映像で倉崎に暴行をしていた男、ナインに復讐するために。
☆ ☆ ☆
「あの女、簡単に騙されたね」
春日は小さく笑みを受けベていた。
「簡単ではないさ。一人は真実を語っていたのだからな。俺達だけでこの話をすれば信じられなかったかもしれないが、本当の被害者がいたのでは話は違う」
霧道は無表情でそれに答えた。
「おまけに証言は本当の事を言ってるからね。私達の事は少し疑ってたみたいだけど、あの白河って子は信じてたみたいだし」
無言で頷き、霧道は言った。
「暴行を行なったのをファーストだと誤解させる。
『幻想卸し』の名は轟かない。故に意味がある」
「あの子には『不可視力』がやってるように見えて、本命にはファーストがやってるように見える」
「犯人が自分の知り合いであるなら、それを知られないように尋ねるだろう。間違ってアイツなどと馴れ馴れしく呼べば、自分の信頼性も疑われるだろうからな」
「結果として、違いに気付かなかった。……でも、もしバレた場合はどうするつもりだったの?」
「それはそれとして策はある。出来れば披露する機会は訪れない事を願うがな」
霧道は立ち上がり、カラオケを出る。
「準備はいいか?」
カラオケの外で待っていた『不可視力』に声をかける。
「あぁー。アンタこそ、本当に大丈夫か? 『幻想卸し』」
無論だ、そう言って霧道、『幻想卸し』は決戦の地へと向かった。
☆ ☆ ☆
ナインは単刀直入に話を切り出した。
「ジョーズ。いま巷では、人喰いジョーズの噂がされてるんだが、知ってたか?」
「勿論。俺を殺した奴も焦って情報収集していたよ。復活なんてあり得ない、だが奴ならしかねない——そんな台詞が聞こえそうだった」
亡霊のジョークに、笑えば良いのかどうなのか解らないナインはスルーする事にした。
「で、当然どういう事なのか知ってるだろ?」
「勿論。俺の過去以上に血生臭い話だが、聞くか?」
そりゃ遠慮するとナインは断り、ジョーズは当然だろうな、とパソコンの一つを操作した。

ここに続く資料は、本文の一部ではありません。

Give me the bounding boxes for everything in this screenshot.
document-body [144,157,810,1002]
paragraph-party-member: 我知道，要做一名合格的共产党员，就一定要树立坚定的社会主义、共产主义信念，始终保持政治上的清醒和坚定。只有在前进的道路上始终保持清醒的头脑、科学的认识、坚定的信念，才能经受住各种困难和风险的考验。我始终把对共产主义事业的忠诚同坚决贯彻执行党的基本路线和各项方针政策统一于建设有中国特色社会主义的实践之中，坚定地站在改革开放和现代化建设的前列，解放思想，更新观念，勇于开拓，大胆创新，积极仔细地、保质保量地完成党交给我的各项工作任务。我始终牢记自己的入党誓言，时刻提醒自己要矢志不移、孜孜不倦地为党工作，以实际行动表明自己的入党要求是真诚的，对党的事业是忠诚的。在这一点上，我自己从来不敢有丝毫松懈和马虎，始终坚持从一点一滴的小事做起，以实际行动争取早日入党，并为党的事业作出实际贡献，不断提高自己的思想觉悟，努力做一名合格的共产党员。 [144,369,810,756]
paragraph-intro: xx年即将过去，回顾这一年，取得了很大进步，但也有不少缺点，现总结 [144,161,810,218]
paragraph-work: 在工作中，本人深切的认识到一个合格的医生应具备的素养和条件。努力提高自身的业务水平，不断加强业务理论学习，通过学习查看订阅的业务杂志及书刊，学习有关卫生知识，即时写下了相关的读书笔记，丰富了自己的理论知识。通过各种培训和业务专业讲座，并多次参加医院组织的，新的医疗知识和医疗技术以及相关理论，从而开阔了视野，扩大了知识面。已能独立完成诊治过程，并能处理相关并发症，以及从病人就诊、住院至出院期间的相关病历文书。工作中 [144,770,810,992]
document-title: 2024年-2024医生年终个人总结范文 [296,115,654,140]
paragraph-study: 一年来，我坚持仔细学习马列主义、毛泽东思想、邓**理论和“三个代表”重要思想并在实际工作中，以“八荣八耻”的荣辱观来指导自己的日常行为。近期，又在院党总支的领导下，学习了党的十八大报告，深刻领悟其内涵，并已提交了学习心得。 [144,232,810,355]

「それなら真相は教えない事にしよう。求めている情報はコレだろう?」
そう言って、パソコンのディスプレイに表示されている情報を印刷し、ナインに手渡す。
「今回は俺の目的とは関係ないんでな、悪いが行動けない。俺もしかるべき時まで、ひっそりと根を伸ばしていたいんだ」
「この地図だけで十分だ。感謝する、ジョーズ」
「そんな感謝、要らないな。本当なら俺も一緒に行く話だからな。罵倒してくれて結構だ」
「じゃあ、たまには家の掃除くらいしろ」
「そうだな。そうするよ」
ナインの冗談半分の台詞を本気で気にしたのか、ジョーズは掃除機を探し出す。
呆れた顔でそれを見ながら、ナインはその廃屋から出た。
『人喰いジョーズは死んだ』
そう愛葉には伝えていたが、それはある意味本当のことで、別の意味では嘘。
しかしそれは彼女達には関係ない話である。
「……さて、どうすっかな」
地図には二つの場所が記されていた。
しばらくシリアス回になりそうです。